29 de Noviembre de 2022
Medicina

Crean un sensor subcutáneo de glucosa que funciona mediante ondas electromagnéticas

El implante permite el control continuo de los niveles de glucosa en animales sin necesidad de extraer sangre.

Los diabéticos deben controlar sus niveles de glucosa en sangre con frecuencia. Existen diferentes métodos para ello. [Unsplash/Towfiqu barbhuiya]

España es el segundo país de Europa, tras Alemania, con más personas con diabetes: se estima que hay casi seis millones de afectados en nuestro país. Este conjunto de dolencias, que se caracterizan por niveles elevados de glucosa en sangre, pueden provocar graves lesiones y la muerte si no se reducen a largo plazo. Con el tiempo, el exceso de este azúcar en los tejidos puede causar daños progresivos en los vasos sanguíneos y en los nervios, así como también en órganos como los riñones, el corazón o la piel.

En la actualidad, existen diferentes métodos que permiten a los diabéticos controlar los niveles de glucosa y así ajustar el tratamiento y el estilo de vida (ejercicio físico, alimentación...). Los más utilizados son las tiras reactivas (que funcionan mediante una reacción enzimática), que se acoplan a un medidor de glucosa. Estas tiras requieren la extracción de sangre a partir de pequeños pinchazos en los dedos con unas lancetas.

Sin embargo, en los últimos años se están popularizando otros sistemas que no precisan la extracción de sangre y que permiten controlar el nivel de glucosa de forma constante, lo que supone una mayor comodidad para los diabéticos.  Estos sistemas comercializados se clasifican en dos tipos: aquellos que emplean agujas y aquellos implantables.
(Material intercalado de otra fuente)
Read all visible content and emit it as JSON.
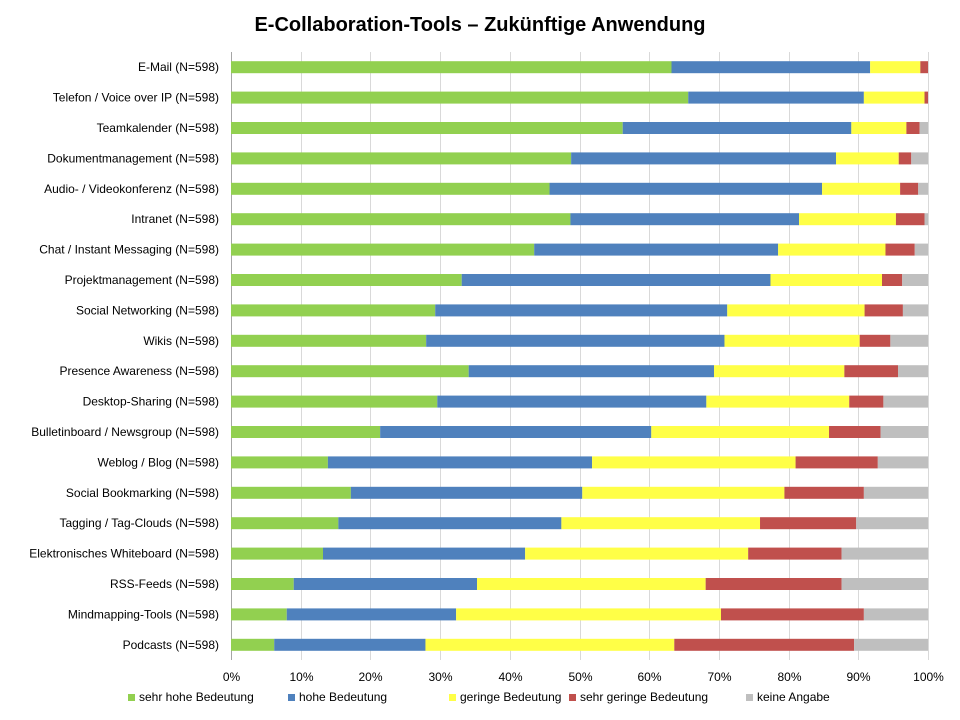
{
  "chart_data": {
    "type": "bar",
    "orientation": "horizontal",
    "stacked": "percent",
    "title": "E-Collaboration-Tools  – Zukünftige Anwendung",
    "xlabel": "",
    "ylabel": "",
    "xlim": [
      0,
      100
    ],
    "x_ticks": [
      "0%",
      "10%",
      "20%",
      "30%",
      "40%",
      "50%",
      "60%",
      "70%",
      "80%",
      "90%",
      "100%"
    ],
    "grid": true,
    "legend_position": "bottom",
    "categories": [
      "E-Mail (N=598)",
      "Telefon / Voice over IP (N=598)",
      "Teamkalender (N=598)",
      "Dokumentmanagement (N=598)",
      "Audio- / Videokonferenz (N=598)",
      "Intranet (N=598)",
      "Chat / Instant Messaging (N=598)",
      "Projektmanagement (N=598)",
      "Social Networking (N=598)",
      "Wikis (N=598)",
      "Presence Awareness (N=598)",
      "Desktop-Sharing (N=598)",
      "Bulletinboard / Newsgroup (N=598)",
      "Weblog / Blog (N=598)",
      "Social Bookmarking (N=598)",
      "Tagging / Tag-Clouds (N=598)",
      "Elektronisches Whiteboard (N=598)",
      "RSS-Feeds (N=598)",
      "Mindmapping-Tools (N=598)",
      "Podcasts (N=598)"
    ],
    "series": [
      {
        "name": "sehr hohe Bedeutung",
        "color": "#92d050",
        "values": [
          63.2,
          65.6,
          56.2,
          48.8,
          45.7,
          48.7,
          43.5,
          33.1,
          29.3,
          28.0,
          34.1,
          29.6,
          21.4,
          13.9,
          17.2,
          15.4,
          13.2,
          9.0,
          8.0,
          6.2
        ]
      },
      {
        "name": "hohe Bedeutung",
        "color": "#4f81bd",
        "values": [
          28.5,
          25.2,
          32.8,
          38.0,
          39.1,
          32.8,
          35.0,
          44.3,
          41.9,
          42.8,
          35.2,
          38.6,
          38.9,
          37.9,
          33.2,
          32.0,
          29.0,
          26.3,
          24.3,
          21.7
        ]
      },
      {
        "name": "geringe Bedeutung",
        "color": "#ffff47",
        "values": [
          7.2,
          8.7,
          7.9,
          9.0,
          11.2,
          13.9,
          15.4,
          16.0,
          19.7,
          19.4,
          18.7,
          20.5,
          25.5,
          29.2,
          29.0,
          28.5,
          32.0,
          32.8,
          38.0,
          35.7
        ]
      },
      {
        "name": "sehr geringe Bedeutung",
        "color": "#c0504d",
        "values": [
          1.1,
          0.5,
          1.9,
          1.8,
          2.6,
          4.1,
          4.2,
          2.9,
          5.5,
          4.4,
          7.7,
          4.9,
          7.4,
          11.8,
          11.4,
          13.8,
          13.4,
          19.5,
          20.5,
          25.8
        ]
      },
      {
        "name": "keine Angabe",
        "color": "#bfbfbf",
        "values": [
          0.0,
          0.0,
          1.2,
          2.4,
          1.4,
          0.5,
          1.9,
          3.7,
          3.6,
          5.4,
          4.3,
          6.4,
          6.8,
          7.2,
          9.2,
          10.3,
          12.4,
          12.4,
          9.2,
          10.6
        ]
      }
    ]
  }
}
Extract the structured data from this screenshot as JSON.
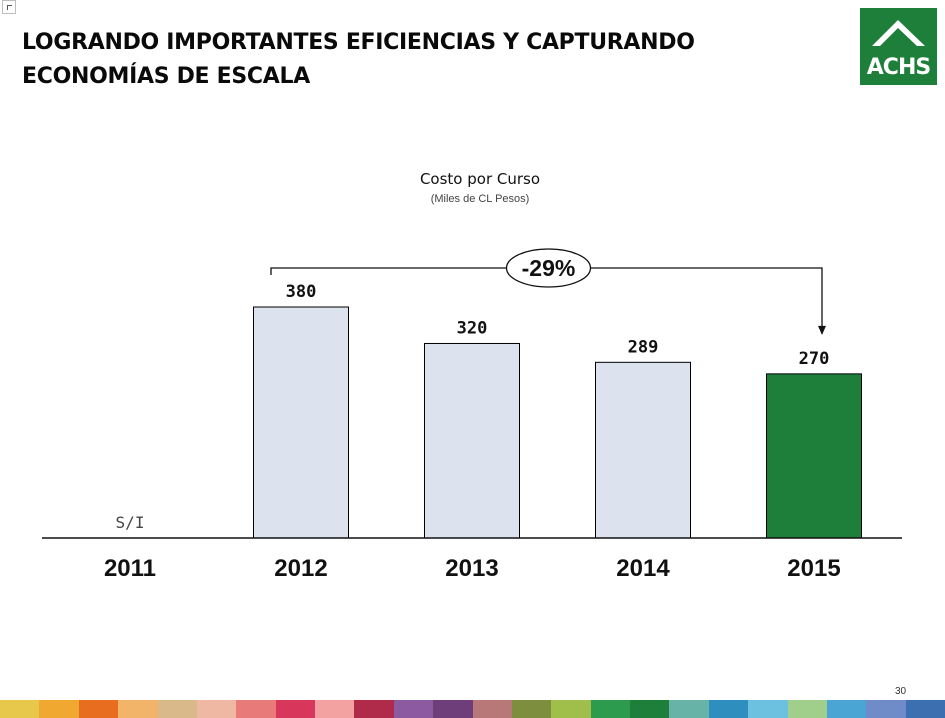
{
  "slide": {
    "title": "LOGRANDO IMPORTANTES EFICIENCIAS Y CAPTURANDO ECONOMÍAS DE ESCALA",
    "logo_text": "ACHS",
    "logo_color": "#1e7f3b",
    "page_number": "30"
  },
  "chart_data": {
    "type": "bar",
    "title": "Costo por Curso",
    "subtitle": "(Miles de CL Pesos)",
    "categories": [
      "2011",
      "2012",
      "2013",
      "2014",
      "2015"
    ],
    "values": [
      null,
      380,
      320,
      289,
      270
    ],
    "data_labels": [
      "S/I",
      "380",
      "320",
      "289",
      "270"
    ],
    "bar_colors": [
      "#dde3ee",
      "#dde3ee",
      "#dde3ee",
      "#dde3ee",
      "#1e7f3b"
    ],
    "annotation": {
      "text": "-29%",
      "from": "2012",
      "to": "2015"
    },
    "grid": false,
    "legend": "none"
  },
  "footer_strip_colors": [
    "#e8c84a",
    "#f0a830",
    "#e86d1f",
    "#f2b469",
    "#d9b98a",
    "#efb8a3",
    "#e97a7a",
    "#d8365b",
    "#f4a1a1",
    "#b02a4a",
    "#8c5aa0",
    "#6d3e7a",
    "#b87878",
    "#7d8f3f",
    "#9fbf4a",
    "#2d9b4e",
    "#1e7f3b",
    "#67b3a8",
    "#2e8fbf",
    "#6cc0e0",
    "#9fcf8a",
    "#4aa5d5",
    "#6f8cc9",
    "#3c6fb0"
  ]
}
La principal desventaja de ambos es que los sensores tienen una duración de semanas o meses.

Un equipo de científicos de Corea del Sur ha presentado en la revista Scientific Reports un nuevo sensor que funciona mediante ondas electromagnéticas y que podría ser una alternativa a los sistemas actuales que no requieren la extracción de sangre. El aparato se implanta bajo la piel y tiene un tamaño de 15 milímetros de largo y 4 milímetros de diámetro. 

Este no detecta directamente las moléculas de glucosa de la sangre o del fluido intersticial (el espacio entre las células), sino que registra los cambios en la permitividad dieléctrica (el grado de polarización de un medio ante la presencia de un campo eléctrico) del fluido intersticial. Otros grupos de investigación habían desarrollado antes sensores de glucosa basados en ondas electromagnéticas, pero solo los habían evaluado sobre células o colocado sobre la piel de personas y animales.

La permitividad dieléctrica fluctúa según los niveles de glucosa en sangre. En concreto, disminuye conforme aumenta el nivel de glucosa, un fenómeno que han documentado múltiples estudios. A partir de una calibración inicial, el sistema supervisa la glucemia a lo largo del tiempo. Previamente, los investigadores hicieron experimentos in vitro para observar cómo variaba la permitividad ante cambios de los niveles de glucosa en soluciones acuosas de glucosa. También desarrollaron algoritmos para eliminar fluctuaciones y ruido en las lecturas del sensor.

Los investigadores probaron por primera vez el sensor en dos animales sanos, un perro Beagle y un cerdo, a los que administraron glucosa de forma intravenosa u oral. Para la prueba a largo plazo, durante 52 horas, el perro podía moverse con libertad dentro del centro de investigación.

Los resultados mostraban que existía una buena correlación entre los niveles de glucosa en sangre y la respuesta del sensor implantado a la hora de dar glucosa por vía intravenosa. Además, también era capaz de controlar la evolución de esta molécula a lo largo del tiempo (52 horas tras dar glucosa vía oral). Los registros del sensor podían visualizarse en tiempo real a través de una aplicación móvil en el sistema operativo Android.

El nuevo sistema basado en ondas electromagnéticas, que podría ser una alternativa a los métodos enzimáticos y los ópticos, y que tiene una mayor duración y fiabilidad, se encuentra todavía en una fase temprana de desarrollo. Para su posible aplicación en humanos será necesario desarrollar un implante biocompatible bajo la piel, que no genere rechazo inmunitario a largo plazo.  Además, los investigadores están mejorando la interfaz del sistema. 

Esther Samper

Referencia: «Subcutaneously implantable electromagnetic biosensor system for continuous glucose monitoring»; Seongmun Kim et al. en Scientific Reports, vol. 12, n.º art. 17395, 17 de octubre de 2022.